Oysa benim bildiğim kanaatlere veya karinelere dayalı bir 'yargılama' ancak seçim sandığında seçmenler tarafından yapılabilir. Yani seçmen geçmişte kötülük ettiğine veya gelecekte iyilik yapmayacağına/yapamayacağına inandığı partiye veya adaya oy vermez, oyunu daha olumlu düşünceler taşıdığı parti veya adaydan yana kullanır.
Ergenekon soruşturması da, bana göre en geniş anlamıyla, seçmenin sandıkta kullanması gereken iradesini çalmaya çalışan kişilerin soruşturulması. Herhalde bu hafta savcılar iddianameyi mahkemeye sunacak ve dava açılacak, o zaman umuyorum bu söylediğimi daha net görebileceğiz.
Şimdi hal böyleyken ve Türkiye'de demokrasinin geleceği üzerindeki şüphelerden söz ederken, herhalde hepimizin değilse de çoğumuzun ortak paydası demokrasi.
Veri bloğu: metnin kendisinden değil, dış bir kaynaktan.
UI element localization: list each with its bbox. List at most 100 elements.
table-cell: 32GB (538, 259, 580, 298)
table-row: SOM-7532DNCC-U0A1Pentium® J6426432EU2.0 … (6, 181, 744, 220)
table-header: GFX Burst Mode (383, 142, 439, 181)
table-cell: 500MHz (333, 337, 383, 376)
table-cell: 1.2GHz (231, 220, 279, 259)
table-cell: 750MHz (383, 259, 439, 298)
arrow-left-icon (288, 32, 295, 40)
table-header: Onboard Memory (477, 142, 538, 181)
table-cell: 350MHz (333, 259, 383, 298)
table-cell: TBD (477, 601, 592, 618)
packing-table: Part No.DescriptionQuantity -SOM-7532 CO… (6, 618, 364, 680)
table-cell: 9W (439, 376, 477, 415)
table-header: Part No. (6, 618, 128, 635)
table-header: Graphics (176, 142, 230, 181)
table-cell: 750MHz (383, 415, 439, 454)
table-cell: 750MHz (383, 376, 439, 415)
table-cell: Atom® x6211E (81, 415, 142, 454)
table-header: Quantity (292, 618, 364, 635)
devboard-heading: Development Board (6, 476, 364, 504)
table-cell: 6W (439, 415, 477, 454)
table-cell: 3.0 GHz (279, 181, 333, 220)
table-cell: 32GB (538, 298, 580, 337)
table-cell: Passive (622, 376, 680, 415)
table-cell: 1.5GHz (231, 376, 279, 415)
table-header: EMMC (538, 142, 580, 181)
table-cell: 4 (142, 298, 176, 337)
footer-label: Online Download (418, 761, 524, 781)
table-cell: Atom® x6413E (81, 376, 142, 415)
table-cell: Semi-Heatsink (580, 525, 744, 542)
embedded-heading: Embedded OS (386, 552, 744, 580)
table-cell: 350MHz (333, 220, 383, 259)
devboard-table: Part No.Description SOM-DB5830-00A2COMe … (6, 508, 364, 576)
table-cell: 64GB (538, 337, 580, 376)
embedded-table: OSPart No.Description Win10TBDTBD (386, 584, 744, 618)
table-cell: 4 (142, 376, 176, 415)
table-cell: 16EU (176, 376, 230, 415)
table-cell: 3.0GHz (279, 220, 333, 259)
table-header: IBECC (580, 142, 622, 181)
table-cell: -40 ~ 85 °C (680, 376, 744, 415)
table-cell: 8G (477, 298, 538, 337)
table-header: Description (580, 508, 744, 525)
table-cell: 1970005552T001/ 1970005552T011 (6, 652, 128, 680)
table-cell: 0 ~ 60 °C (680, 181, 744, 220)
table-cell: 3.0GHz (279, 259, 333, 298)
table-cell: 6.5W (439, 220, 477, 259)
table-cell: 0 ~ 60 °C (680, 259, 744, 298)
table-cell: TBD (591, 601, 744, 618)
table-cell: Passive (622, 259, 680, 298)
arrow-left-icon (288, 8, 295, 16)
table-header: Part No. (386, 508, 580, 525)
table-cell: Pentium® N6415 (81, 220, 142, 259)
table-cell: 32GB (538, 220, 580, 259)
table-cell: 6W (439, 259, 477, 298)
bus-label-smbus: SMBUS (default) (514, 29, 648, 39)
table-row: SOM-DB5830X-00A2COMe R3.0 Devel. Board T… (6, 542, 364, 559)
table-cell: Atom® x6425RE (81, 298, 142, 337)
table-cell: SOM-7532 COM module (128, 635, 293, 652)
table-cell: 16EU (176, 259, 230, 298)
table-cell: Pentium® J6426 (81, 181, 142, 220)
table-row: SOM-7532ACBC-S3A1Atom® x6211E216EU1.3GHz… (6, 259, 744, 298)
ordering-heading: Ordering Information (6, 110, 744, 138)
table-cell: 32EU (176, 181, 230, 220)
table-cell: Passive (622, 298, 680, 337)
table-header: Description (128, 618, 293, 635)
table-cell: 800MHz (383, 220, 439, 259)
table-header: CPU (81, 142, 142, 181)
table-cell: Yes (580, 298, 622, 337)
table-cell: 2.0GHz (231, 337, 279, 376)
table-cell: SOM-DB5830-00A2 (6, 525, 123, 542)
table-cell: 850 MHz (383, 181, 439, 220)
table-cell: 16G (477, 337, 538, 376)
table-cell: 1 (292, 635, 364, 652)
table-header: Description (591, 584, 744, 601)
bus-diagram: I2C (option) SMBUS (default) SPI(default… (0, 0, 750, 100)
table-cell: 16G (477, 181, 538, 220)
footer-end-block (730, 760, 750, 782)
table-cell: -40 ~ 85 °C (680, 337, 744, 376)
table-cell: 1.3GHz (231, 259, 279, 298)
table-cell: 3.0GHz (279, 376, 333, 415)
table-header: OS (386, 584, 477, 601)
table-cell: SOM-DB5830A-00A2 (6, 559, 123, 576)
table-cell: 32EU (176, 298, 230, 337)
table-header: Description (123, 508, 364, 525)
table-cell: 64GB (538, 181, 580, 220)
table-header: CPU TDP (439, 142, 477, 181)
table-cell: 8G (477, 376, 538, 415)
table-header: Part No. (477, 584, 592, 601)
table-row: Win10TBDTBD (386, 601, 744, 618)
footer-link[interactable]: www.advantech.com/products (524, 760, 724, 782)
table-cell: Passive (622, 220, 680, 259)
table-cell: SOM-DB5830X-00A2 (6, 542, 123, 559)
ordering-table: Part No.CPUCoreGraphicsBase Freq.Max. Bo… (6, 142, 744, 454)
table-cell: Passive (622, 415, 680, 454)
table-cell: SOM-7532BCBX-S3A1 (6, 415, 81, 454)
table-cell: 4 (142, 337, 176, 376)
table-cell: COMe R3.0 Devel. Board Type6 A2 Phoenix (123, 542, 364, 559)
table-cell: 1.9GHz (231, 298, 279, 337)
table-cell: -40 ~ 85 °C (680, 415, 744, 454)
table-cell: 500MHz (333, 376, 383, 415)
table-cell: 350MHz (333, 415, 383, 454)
Bu aşamada, biz medya mahallesinde oturanlar birbirimizle kavga edeceğimize, bu ortak paydamız üzerinden bir dayanışma içine girsek ve kendi ayrılıklarımızı, farklılıklarımızı hiç unutmadan ama kısa süreliğine kenara koyup demokrasinin geleceği için ortak hareket etsek ne olur sanki?
Şunu da söylememe izin verin: Ortada gerçek bir demokratik platform, gerçek bir zemin varsa ancak bizim ayrılıklarımızın da bir anlamı olabilir. Bu zemin yoksa, ayrılıklarımız da anlamsız.
Haa yok amacımız üzüm yemek değil de bağcıyı dövmekse, o zaman onu da bilelim.